El proyecto ha quedado en manos de Algeco, la compañía con la que la constructora valenciana había acordado una unión temporal para lograr la adjudicación de manos de Ciegsa, la empresa pública de la Generalitat valenciana. Así lo confirmó la concejal de Educación, Mª Ángeles Genovés a preguntas de la edil de Esquerra Unida, Isabel Leal durante el último pleno celebrado en el Ayuntamiento de San Vicente del Raspeig. Según Genovés, existen garantías plenas de que el proyecto continúe adelante pero, de momento, únicamente con Algeco como constructora.
La firma está especializada en estructuras prefabricadas modulares. Con ellas se ha levantado este centro, que es el primero que se edifica en la provincia mediante este sistema y no con el convencional ladrillo. Según explicó la Conselleria de Educación en su día, con ello se pretendía acelerar el proceso, ya que una construcción convencional suponía un tiempo de espera de 18 meses mientras que un centro de este tipo podía estar terminado en unos 9. Seguiendo estos cálculos, el colegio número 11 de San Vicente del Raspeig debería estar finalizado para el próximo mes de febrero.
Fuentes de la empresa Algeco no pudieron confirmar si finalmente se cumplirán los plazos previstos después de lo ocurrido. Además, su parte de las obras, la correspondiente a las estructuras modulares está prácticamente terminada pero falta concluir la urbanización del recinto, una tarea que era más propia de Llanera. Con todo, señalaron que «se intentará cumplir».

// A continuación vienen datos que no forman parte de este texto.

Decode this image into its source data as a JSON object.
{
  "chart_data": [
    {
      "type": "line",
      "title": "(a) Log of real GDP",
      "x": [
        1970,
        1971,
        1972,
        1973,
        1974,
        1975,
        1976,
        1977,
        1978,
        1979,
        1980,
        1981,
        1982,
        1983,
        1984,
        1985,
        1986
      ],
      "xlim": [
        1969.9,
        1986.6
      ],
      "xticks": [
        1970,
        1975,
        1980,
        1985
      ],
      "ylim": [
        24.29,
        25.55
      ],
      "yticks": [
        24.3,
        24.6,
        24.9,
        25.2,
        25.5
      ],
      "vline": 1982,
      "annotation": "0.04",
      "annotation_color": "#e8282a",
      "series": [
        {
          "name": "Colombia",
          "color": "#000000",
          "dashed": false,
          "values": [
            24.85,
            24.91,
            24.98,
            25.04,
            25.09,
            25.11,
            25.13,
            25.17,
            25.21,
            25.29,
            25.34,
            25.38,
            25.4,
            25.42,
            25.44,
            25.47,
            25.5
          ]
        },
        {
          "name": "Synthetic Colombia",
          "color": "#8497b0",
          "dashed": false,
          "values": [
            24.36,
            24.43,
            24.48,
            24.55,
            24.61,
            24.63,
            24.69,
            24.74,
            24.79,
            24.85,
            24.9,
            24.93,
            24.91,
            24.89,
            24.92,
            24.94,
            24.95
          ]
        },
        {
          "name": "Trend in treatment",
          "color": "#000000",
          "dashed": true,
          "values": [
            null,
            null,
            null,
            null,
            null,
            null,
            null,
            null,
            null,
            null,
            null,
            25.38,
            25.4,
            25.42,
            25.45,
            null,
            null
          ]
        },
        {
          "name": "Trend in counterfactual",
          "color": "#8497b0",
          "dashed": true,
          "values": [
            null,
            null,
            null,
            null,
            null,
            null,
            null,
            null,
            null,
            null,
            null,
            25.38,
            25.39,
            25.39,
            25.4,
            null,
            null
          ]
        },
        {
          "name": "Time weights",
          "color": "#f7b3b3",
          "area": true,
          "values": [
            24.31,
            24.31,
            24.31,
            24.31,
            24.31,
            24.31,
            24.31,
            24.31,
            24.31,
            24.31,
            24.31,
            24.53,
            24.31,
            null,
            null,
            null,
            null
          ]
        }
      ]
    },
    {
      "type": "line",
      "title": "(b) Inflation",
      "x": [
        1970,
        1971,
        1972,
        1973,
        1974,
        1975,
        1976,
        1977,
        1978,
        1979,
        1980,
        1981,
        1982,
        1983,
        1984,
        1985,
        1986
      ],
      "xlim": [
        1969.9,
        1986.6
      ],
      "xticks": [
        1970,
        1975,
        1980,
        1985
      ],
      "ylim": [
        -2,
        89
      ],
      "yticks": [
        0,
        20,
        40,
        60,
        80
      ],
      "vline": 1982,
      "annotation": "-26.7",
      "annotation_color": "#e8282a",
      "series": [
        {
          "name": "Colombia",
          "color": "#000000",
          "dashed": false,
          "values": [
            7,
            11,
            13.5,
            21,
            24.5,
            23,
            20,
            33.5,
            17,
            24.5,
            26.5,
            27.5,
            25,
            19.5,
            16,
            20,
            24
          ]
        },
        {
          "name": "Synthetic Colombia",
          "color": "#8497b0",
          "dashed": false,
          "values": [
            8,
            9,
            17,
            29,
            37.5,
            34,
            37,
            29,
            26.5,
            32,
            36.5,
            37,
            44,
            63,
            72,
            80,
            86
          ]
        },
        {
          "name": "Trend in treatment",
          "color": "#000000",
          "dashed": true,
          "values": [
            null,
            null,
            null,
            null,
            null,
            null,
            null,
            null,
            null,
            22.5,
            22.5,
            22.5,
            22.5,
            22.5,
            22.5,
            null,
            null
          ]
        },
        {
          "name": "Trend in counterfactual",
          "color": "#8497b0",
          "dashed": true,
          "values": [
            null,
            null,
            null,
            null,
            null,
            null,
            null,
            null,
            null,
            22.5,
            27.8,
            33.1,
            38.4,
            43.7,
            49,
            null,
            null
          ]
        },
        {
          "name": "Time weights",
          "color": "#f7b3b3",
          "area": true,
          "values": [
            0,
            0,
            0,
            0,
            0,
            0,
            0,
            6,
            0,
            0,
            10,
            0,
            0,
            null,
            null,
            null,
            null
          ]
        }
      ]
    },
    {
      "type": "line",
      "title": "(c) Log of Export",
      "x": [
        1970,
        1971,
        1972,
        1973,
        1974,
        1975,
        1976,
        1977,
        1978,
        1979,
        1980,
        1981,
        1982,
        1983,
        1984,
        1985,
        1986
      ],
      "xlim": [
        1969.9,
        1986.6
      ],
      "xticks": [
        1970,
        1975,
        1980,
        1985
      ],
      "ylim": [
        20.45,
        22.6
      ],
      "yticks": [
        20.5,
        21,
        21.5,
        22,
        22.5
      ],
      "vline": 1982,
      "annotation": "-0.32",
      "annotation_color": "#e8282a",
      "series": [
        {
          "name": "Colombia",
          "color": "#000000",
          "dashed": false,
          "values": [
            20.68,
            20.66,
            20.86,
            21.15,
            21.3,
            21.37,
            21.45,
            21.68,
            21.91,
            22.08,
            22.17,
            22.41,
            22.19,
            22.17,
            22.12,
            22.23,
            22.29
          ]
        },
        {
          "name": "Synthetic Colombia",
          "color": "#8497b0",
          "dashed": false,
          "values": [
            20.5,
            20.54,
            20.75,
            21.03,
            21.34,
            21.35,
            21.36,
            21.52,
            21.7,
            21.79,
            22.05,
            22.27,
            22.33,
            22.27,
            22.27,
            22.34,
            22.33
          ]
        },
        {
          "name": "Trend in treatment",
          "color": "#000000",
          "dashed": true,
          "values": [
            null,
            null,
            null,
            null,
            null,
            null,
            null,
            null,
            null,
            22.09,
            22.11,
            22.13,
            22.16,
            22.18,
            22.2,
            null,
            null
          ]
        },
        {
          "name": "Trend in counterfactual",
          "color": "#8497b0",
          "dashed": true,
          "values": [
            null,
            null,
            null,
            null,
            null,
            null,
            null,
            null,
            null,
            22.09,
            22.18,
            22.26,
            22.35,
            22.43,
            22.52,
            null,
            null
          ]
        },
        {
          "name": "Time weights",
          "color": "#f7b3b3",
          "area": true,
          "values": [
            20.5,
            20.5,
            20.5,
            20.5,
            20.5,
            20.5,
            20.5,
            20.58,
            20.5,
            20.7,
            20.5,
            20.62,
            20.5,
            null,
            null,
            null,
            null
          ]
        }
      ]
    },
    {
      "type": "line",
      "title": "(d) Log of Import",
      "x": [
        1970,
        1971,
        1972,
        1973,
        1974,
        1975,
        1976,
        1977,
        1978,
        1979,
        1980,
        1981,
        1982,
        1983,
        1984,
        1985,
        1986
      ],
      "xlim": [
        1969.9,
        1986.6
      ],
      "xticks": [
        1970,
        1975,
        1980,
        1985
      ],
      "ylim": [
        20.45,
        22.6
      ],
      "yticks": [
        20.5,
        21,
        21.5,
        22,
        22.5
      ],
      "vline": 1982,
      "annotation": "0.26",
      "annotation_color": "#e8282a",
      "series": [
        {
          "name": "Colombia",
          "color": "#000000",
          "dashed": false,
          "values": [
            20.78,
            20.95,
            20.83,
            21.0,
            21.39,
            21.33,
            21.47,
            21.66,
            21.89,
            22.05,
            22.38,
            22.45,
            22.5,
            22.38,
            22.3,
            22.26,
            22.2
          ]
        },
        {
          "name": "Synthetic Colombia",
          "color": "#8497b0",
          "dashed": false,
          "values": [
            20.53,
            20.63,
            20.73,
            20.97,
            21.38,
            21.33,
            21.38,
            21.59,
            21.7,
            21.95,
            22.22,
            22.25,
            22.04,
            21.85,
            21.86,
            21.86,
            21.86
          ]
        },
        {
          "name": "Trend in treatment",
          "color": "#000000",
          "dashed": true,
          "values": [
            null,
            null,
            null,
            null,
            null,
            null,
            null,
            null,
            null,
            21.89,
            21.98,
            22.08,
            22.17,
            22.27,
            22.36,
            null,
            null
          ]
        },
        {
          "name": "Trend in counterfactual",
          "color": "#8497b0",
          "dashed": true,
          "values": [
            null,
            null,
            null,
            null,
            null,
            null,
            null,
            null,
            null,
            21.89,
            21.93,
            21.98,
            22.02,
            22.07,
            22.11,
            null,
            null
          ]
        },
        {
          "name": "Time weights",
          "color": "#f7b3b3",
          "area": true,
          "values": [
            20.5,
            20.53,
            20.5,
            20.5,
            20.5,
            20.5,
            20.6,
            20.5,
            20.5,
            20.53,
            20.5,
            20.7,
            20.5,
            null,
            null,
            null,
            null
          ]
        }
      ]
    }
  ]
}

El grupo municipal de Esquerra Unida de San Vicente se ha interesado periódicamente por la construcción de este centro escolar al considerar que presentaba dudas por lo novedoso del proceso y por la situación de la parcela elegida, que está por debajo del nivel de la acera, con los consiguientes riesgos de inundación.
San Vicente necesita con urgencia disponer de este colegio porque el aumento de población que experimenta anualmente genera una avalancha de nuevos escolares que es necesario atender. Actualmente el centro Maigmó permite acoger provisionalmente a los alumnos que no logran plaza en los colegios pero podría llegar a colapsarse si no se consigue disponer de este colegio número 11.